Cristina: Cristina here! Welcome to ItalianPod101.com's Intermediate series. This is Lesson 13 - Getting Used to Your New Italian Job.
Jason: In this lesson you'll learn how to use the impersonal construction with reflexive verbs. Such as…
Cristina: Ora sei qui da 3 settimane, ma a poco a poco ci si abitua a questo lavoro.
Jason: "Now you’ve been here for three weeks but little by little one gets used to this job." This conversation takes place at work.
Cristina: Wendy e Sofia parlano insieme.
Jason: The conversation is between Wendy and Sofia. The speakers are co-workers, so they'll be speaking informal language.
Cristina: Ascoltiamo
Jason: Let's listen to the conversation.
DIALOGUE
Sofia: Wendy, il caffè lo vuoi macchiato?
Wendy: Sì, macchiato caldo grazie, ma senza zucchero.
Sofia: Allora, ti sei abituata a questo tuo nuovo lavoro?
Wendy: Sì, è bello lavorare in questa agenzia di viaggio. Ma il ritmo è sempre così incalzante?
Sofia: Eh, sì. Questo è il periodo più frenetico perchè siamo all’inizio delle vacanze estive. Le prenotazioni sono molte e varie. Ci si stanca facilmente dopo tre ore consecutive a stretto contatto con i clienti .
Wendy: Eh sì questa pausa caffè ci vuole proprio! Ma per fortuna, nonostante la crisi economica, molta gente viaggia ancora.
Sofia: Comunque, se hai bisogno di aiuto, io sono sempre disponibile. Ora sei qui da 3 settimane, ma a poco a poco ci si abitua a questo lavoro.
Wendy: A Chicago ero sempre in ufficio e gestivo le pronotazioni online. Non incontravo mai clienti e soprattutto non dovevo parlare italiano! Devo ammettere però che qui mi piace molto di più!
English Host: Let’s hear the conversation one time slowly.
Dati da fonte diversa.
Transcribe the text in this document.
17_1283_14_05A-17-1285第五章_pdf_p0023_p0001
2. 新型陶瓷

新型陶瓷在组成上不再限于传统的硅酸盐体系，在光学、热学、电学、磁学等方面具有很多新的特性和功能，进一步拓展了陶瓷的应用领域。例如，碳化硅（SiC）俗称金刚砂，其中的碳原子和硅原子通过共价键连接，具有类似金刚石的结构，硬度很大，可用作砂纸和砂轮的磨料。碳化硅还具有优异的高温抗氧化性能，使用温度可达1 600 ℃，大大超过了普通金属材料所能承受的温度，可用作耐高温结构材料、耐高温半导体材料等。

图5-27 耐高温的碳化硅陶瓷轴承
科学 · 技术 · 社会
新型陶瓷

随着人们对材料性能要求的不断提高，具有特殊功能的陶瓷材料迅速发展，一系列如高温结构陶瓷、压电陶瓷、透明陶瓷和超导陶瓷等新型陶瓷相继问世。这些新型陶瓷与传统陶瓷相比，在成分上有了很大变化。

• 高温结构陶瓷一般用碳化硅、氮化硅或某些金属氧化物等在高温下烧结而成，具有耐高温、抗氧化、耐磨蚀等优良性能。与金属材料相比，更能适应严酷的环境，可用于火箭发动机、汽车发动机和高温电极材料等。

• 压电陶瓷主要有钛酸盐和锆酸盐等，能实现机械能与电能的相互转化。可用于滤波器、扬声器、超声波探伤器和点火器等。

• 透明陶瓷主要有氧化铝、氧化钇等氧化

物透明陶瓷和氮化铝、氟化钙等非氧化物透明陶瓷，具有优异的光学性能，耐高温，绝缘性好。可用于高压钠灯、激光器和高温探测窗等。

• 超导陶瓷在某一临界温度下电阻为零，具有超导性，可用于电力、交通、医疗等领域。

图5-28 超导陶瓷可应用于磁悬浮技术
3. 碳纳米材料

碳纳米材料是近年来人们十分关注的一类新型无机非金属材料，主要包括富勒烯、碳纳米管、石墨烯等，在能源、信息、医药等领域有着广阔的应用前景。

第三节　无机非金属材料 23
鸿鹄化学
Sofia: Wendy, il caffè lo vuoi macchiato?
Wendy: Sì, macchiato caldo grazie, ma senza zucchero.
Sofia: Allora, ti sei abituata a questo tuo nuovo lavoro?
Wendy: Sì, è bello lavorare in questa agenzia di viaggio. Ma il ritmo è sempre così incalzante?
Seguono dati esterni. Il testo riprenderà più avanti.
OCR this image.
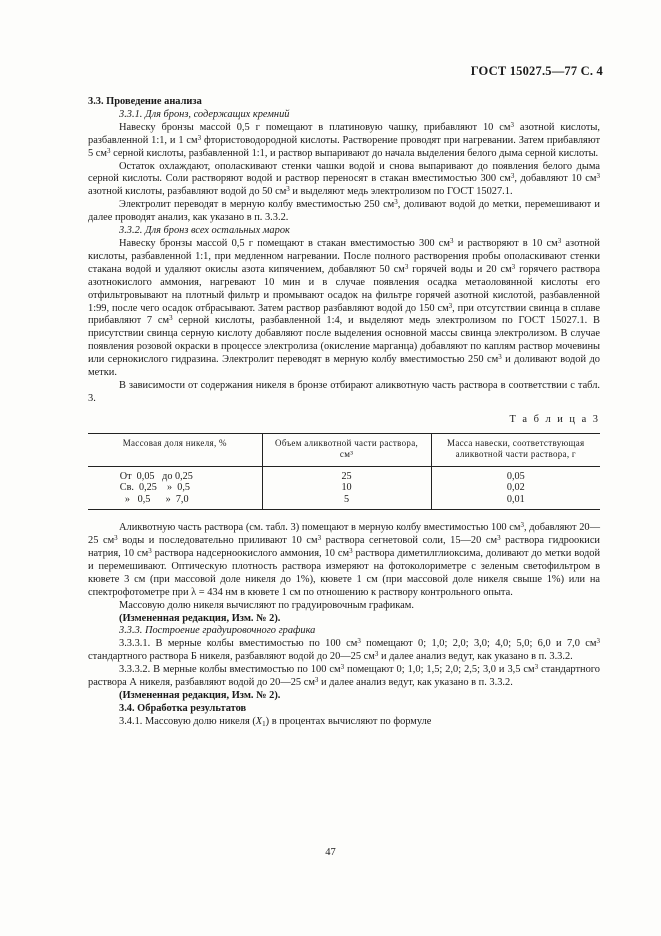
ГОСТ 15027.5—77 С. 4

3.3. Проведение анализа

3.3.1. Для бронз, содержащих кремний

Навеску бронзы массой 0,5 г помещают в платиновую чашку, прибавляют 10 $см^3$ азотной кислоты, разбавленной 1:1, и 1 $см^3$ фтористоводородной кислоты. Растворение проводят при нагревании. Затем прибавляют 5 $см^3$ серной кислоты, разбавленной 1:1, и раствор выпаривают до начала выделения белого дыма серной кислоты.

Остаток охлаждают, ополаскивают стенки чашки водой и снова выпаривают до появления белого дыма серной кислоты. Соли растворяют водой и раствор переносят в стакан вместимостью 300 $см^3$, добавляют 10 $см^3$ азотной кислоты, разбавляют водой до 50 $см^3$ и выделяют медь электролизом по ГОСТ 15027.1.

Электролит переводят в мерную колбу вместимостью 250 $см^3$, доливают водой до метки, перемешивают и далее проводят анализ, как указано в п. 3.3.2.

3.3.2. Для бронз всех остальных марок

Навеску бронзы массой 0,5 г помещают в стакан вместимостью 300 $см^3$ и растворяют в 10 $см^3$ азотной кислоты, разбавленной 1:1, при медленном нагревании. После полного растворения пробы ополаскивают стенки стакана водой и удаляют окислы азота кипячением, добавляют 50 $см^3$ горячей воды и 20 $см^3$ горячего раствора азотнокислого аммония, нагревают 10 мин и в случае появления осадка метаоловянной кислоты его отфильтровывают на плотный фильтр и промывают осадок на фильтре горячей азотной кислотой, разбавленной 1:99, после чего осадок отбрасывают. Затем раствор разбавляют водой до 150 $см^3$, при отсутствии свинца в сплаве прибавляют 7 $см^3$ серной кислоты, разбавленной 1:4, и выделяют медь электролизом по ГОСТ 15027.1. В присутствии свинца серную кислоту добавляют после выделения основной массы свинца электролизом. В случае появления розовой окраски в процессе электролиза (окисление марганца) добавляют по каплям раствор мочевины или сернокислого гидразина. Электролит переводят в мерную колбу вместимостью 250 $см^3$ и доливают водой до метки.

В зависимости от содержания никеля в бронзе отбирают аликвотную часть раствора в соответствии с табл. 3.

Т а б л и ц а 3
Массовая доля никеля, %	Объем аликвотной части раствора, см³	Масса навески, соответствующая аликвотной части раствора, г
От  0,05   до 0,25	25	0,05
Св.  0,25    »  0,5	10	0,02
»   0,5      »  7,0	5	0,01

Аликвотную часть раствора (см. табл. 3) помещают в мерную колбу вместимостью 100 $см^3$, добавляют 20—25 $см^3$ воды и последовательно приливают 10 $см^3$ раствора сегнетовой соли, 15—20 $см^3$ раствора гидроокиси натрия, 10 $см^3$ раствора надсерноокислого аммония, 10 $см^3$ раствора диметилглиоксима, доливают до метки водой и перемешивают. Оптическую плотность раствора измеряют на фотоколориметре с зеленым светофильтром в кювете 3 см (при массовой доле никеля до 1%), кювете 1 см (при массовой доле никеля свыше 1%) или на спектрофотометре при λ = 434 нм в кювете 1 см по отношению к раствору контрольного опыта.

Массовую долю никеля вычисляют по градуировочным графикам.

(Измененная редакция, Изм. № 2).

3.3.3. Построение градуировочного графика

3.3.3.1. В мерные колбы вместимостью по 100 $см^3$ помещают 0; 1,0; 2,0; 3,0; 4,0; 5,0; 6,0 и 7,0 $см^3$ стандартного раствора Б никеля, разбавляют водой до 20—25 $см^3$ и далее анализ ведут, как указано в п. 3.3.2.

3.3.3.2. В мерные колбы вместимостью по 100 $см^3$ помещают 0; 1,0; 1,5; 2,0; 2,5; 3,0 и 3,5 $см^3$ стандартного раствора А никеля, разбавляют водой до 20—25 $см^3$ и далее анализ ведут, как указано в п. 3.3.2.

(Измененная редакция, Изм. № 2).

3.4. Обработка результатов

3.4.1. Массовую долю никеля (X1) в процентах вычисляют по формуле

47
Sofia: Eh, sì. Questo è il periodo più frenetico perchè siamo all’inizio delle vacanze estive. Le prenotazioni sono molte e varie. Ci si stanca facilmente dopo tre ore consecutive a stretto contatto con i clienti .
Wendy: Eh sì questa pausa caffè ci vuole proprio! Ma per fortuna, nonostante la crisi economica, molta gente viaggia ancora.
Sofia: Comunque, se hai bisogno di aiuto, io sono sempre disponibile. Ora sei qui da 3 settimane, ma a poco a poco ci si abitua a questo lavoro.
Wendy: A Chicago ero sempre in ufficio e gestivo le pronotazioni online. Non incontravo mai clienti e soprattutto non dovevo parlare italiano! Devo ammettere però che qui mi piace molto di più!
English Host: Now let’s hear it with the English translation.
Al lavoro, vicino alla macchinetta del caffè
JasonAt work, by the coffee maker
Sofia: Wendy, il caffè lo vuoi macchiato?
Jason: Wendy, would you like coffee with milk?
Wendy: Sì, macchiato caldo grazie, ma senza zucchero.
Jason: Yes, with warm milk, thanks, but no sugar.
Sofia: Allora, ti sei abituata a questo tuo nuovo lavoro?
Jason: So, have you gotten used to this job?
Wendy: Sì, è bello lavorare in questa agenzia di viaggio. Ma il ritmo è sempre così incalzante?
Jason: Yes, it's nice to work in this travel agency, but is the rhythm always so pressing?
Sofia: Eh, sì. Questo è il periodo più frenetico perchè siamo all’inizio delle vacanze estive. Le prenotazioni sono molte e varie. Ci si stanca facilmente dopo tre ore consecutive a stretto contatto con i clienti .
Jason: This is the most hectic period because it's the beginning of the summer vacation. There are many bookings, and they are all varied. We can easily get tired after three consecutive hours working closely with the clients.
Wendy: Eh sì questa pausa caffè ci vuole proprio! Ma per fortuna, nonostante la crisi economica, molta gente viaggia ancora.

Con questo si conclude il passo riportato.